Apesar de tudo, Iran Ferreira continua a morar em Tábua, numa casa demasiado modesta, onde faz a vida de sempre com os amigos de sempre. A única diferença, para já, é que tem mais dinheiro no bolso, o que lhe tem permitido ajudar mais a família.

«O que eu quero fazer a seguir? Quero continuar a ser criador de conteúdos. Vou continuar a gravar os meus vídeos porque gosto disso, gosto de alegrar o povo brasileiro, e espero poder ajudar desta forma a minha família e a comunidade dos meus amigos que sempre me ajudaram.»

Na segunda-feira viajou pela primeira vez para fora da região de Quijingue, onde fica a aldeia dele, para ir ao Rio de Janeiro, com os pais, participar num programa de televisão. Foi uma estreia a andar de avião.

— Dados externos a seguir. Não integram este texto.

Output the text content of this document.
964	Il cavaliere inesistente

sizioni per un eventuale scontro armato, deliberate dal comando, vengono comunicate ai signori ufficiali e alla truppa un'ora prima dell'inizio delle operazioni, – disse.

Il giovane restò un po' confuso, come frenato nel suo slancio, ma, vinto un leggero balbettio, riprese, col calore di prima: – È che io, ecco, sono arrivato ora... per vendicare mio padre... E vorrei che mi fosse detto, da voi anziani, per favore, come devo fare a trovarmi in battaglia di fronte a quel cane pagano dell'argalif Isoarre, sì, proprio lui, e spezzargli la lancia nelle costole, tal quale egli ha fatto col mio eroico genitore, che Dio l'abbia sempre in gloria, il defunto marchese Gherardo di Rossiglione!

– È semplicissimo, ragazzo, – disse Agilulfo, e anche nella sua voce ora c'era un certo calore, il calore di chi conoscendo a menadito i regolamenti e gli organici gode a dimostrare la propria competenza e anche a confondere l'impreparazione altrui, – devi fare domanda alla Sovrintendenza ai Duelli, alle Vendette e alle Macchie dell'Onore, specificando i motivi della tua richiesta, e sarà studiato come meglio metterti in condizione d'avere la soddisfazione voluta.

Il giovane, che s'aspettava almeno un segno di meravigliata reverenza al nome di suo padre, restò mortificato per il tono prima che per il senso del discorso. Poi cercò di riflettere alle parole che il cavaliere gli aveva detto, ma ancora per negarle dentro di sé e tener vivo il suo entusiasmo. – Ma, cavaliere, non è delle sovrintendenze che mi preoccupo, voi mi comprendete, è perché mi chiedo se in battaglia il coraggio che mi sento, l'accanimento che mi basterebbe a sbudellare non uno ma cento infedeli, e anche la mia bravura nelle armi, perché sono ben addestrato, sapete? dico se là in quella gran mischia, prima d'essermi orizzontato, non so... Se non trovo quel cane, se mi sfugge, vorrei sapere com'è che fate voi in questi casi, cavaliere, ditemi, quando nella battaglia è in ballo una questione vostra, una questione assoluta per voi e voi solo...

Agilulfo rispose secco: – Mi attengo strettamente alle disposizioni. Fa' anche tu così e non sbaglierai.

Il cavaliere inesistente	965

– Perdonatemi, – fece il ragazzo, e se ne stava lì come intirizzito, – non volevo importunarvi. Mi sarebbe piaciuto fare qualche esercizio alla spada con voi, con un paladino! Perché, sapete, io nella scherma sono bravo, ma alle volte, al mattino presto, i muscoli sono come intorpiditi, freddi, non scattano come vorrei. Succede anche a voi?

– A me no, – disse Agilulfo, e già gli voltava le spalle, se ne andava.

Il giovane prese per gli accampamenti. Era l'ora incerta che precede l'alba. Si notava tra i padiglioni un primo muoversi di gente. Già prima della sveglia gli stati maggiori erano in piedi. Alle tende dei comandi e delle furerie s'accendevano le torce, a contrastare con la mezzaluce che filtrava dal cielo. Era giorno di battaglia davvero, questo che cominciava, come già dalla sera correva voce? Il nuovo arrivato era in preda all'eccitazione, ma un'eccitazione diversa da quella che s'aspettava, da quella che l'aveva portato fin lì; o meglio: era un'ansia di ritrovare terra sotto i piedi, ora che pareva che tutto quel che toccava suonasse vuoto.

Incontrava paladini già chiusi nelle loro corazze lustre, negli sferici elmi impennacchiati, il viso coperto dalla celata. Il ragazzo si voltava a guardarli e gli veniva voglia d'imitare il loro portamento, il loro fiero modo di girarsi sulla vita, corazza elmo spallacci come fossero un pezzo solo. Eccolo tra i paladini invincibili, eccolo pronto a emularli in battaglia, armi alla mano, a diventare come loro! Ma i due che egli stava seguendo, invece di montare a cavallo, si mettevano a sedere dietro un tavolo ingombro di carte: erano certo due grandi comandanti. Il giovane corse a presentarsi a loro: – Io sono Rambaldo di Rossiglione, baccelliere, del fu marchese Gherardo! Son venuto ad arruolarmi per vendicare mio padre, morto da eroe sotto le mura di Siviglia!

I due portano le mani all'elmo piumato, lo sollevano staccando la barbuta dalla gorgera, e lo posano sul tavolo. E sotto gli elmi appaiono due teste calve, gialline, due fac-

Pelo caminho visitou o Vasco da Gama, de que é adepto, fez conteúdos para as redes sociais do clube e sabe o que aconteceu? Bateu o recorde de post com mais interações no instagram do Vasco e duplicou o número de seguidores do clube no TikTok. Fácil, fácil. Pela primeira vez, também, comeu batatas fritas na vida.

A prova de que na internet tudo é possível. E ainda bem.